The GDPR has introduced new provisions to address the risks arising from profiling and automated decision-making. Mainly, under the GDPR, one may only carry out this type of decision-making where the decision is either necessary for the entry into or performance of a contract or authorised by the EU or Member State law applicable to the controller, or, finally, based on the individual's explicit consent. Where one of these grounds applies, additional safeguards must be introduced, as well as disclosure of specific information about automated individual decision-making, including profiling. Lastly, there are additional restrictions on using special categories of data (such as health-related data or biometric data) for any processing of personal data, which can ultimately impact the way Fintech companies will implement Strong Customer Authentication mechanisms under the PSD2 Regulatory Technical Standards, as the Regulatory Technical Standards suggest the use of the payment service users' biometric data in that context.

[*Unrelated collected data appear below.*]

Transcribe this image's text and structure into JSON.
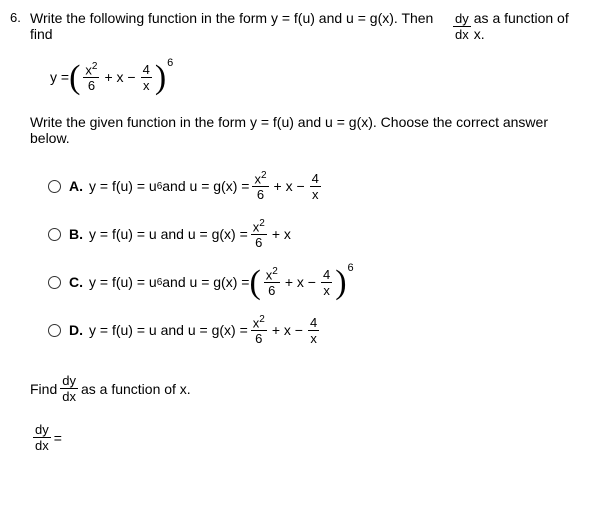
{
  "problem_number": "6.",
  "question": {
    "intro_pre": "Write the following function in the form y = f(u) and u = g(x). Then find ",
    "deriv_num": "dy",
    "deriv_den": "dx",
    "intro_post": " as a function of x."
  },
  "main_eq": {
    "y_eq": "y = ",
    "frac1_num": "x",
    "frac1_num_exp": "2",
    "frac1_den": "6",
    "plus": " + x − ",
    "frac2_num": "4",
    "frac2_den": "x",
    "power": "6"
  },
  "sub_question": "Write the given function in the form y = f(u) and u = g(x). Choose the correct answer below.",
  "options": {
    "A": {
      "label": "A.",
      "text_pre": "y = f(u) = u",
      "pre_exp": "6",
      "text_mid": " and u = g(x) = ",
      "f1n": "x",
      "f1ne": "2",
      "f1d": "6",
      "op1": " + x − ",
      "f2n": "4",
      "f2d": "x"
    },
    "B": {
      "label": "B.",
      "text_pre": "y = f(u) = u and u = g(x) = ",
      "f1n": "x",
      "f1ne": "2",
      "f1d": "6",
      "op1": " + x"
    },
    "C": {
      "label": "C.",
      "text_pre": "y = f(u) = u",
      "pre_exp": "6",
      "text_mid": " and u = g(x) = ",
      "f1n": "x",
      "f1ne": "2",
      "f1d": "6",
      "op1": " + x − ",
      "f2n": "4",
      "f2d": "x",
      "power": "6"
    },
    "D": {
      "label": "D.",
      "text_pre": "y = f(u) = u and u = g(x) = ",
      "f1n": "x",
      "f1ne": "2",
      "f1d": "6",
      "op1": " + x − ",
      "f2n": "4",
      "f2d": "x"
    }
  },
  "find": {
    "pre": "Find ",
    "deriv_num": "dy",
    "deriv_den": "dx",
    "post": " as a function of x."
  },
  "answer": {
    "deriv_num": "dy",
    "deriv_den": "dx",
    "equals": " = "
  }
}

Without prejudice to the above, Portuguese legislation implementing or densifying the GDPR is currently in preparation and may bring some additional adjustments or restrictions to the rules set out in the GDPR, notably concerning additional safeguards regarding the processing of financial data. The CNPD has consistently ruled that financial data are sensitive data, in the sense that they reveal aspects of an individual private life and, thus, said data should be protected under the Portuguese Constitution. This may prove influential in the final version of the Portuguese data protection implementing act and may affect fintech companies operating in Portugal or offering services to Portuguese customers.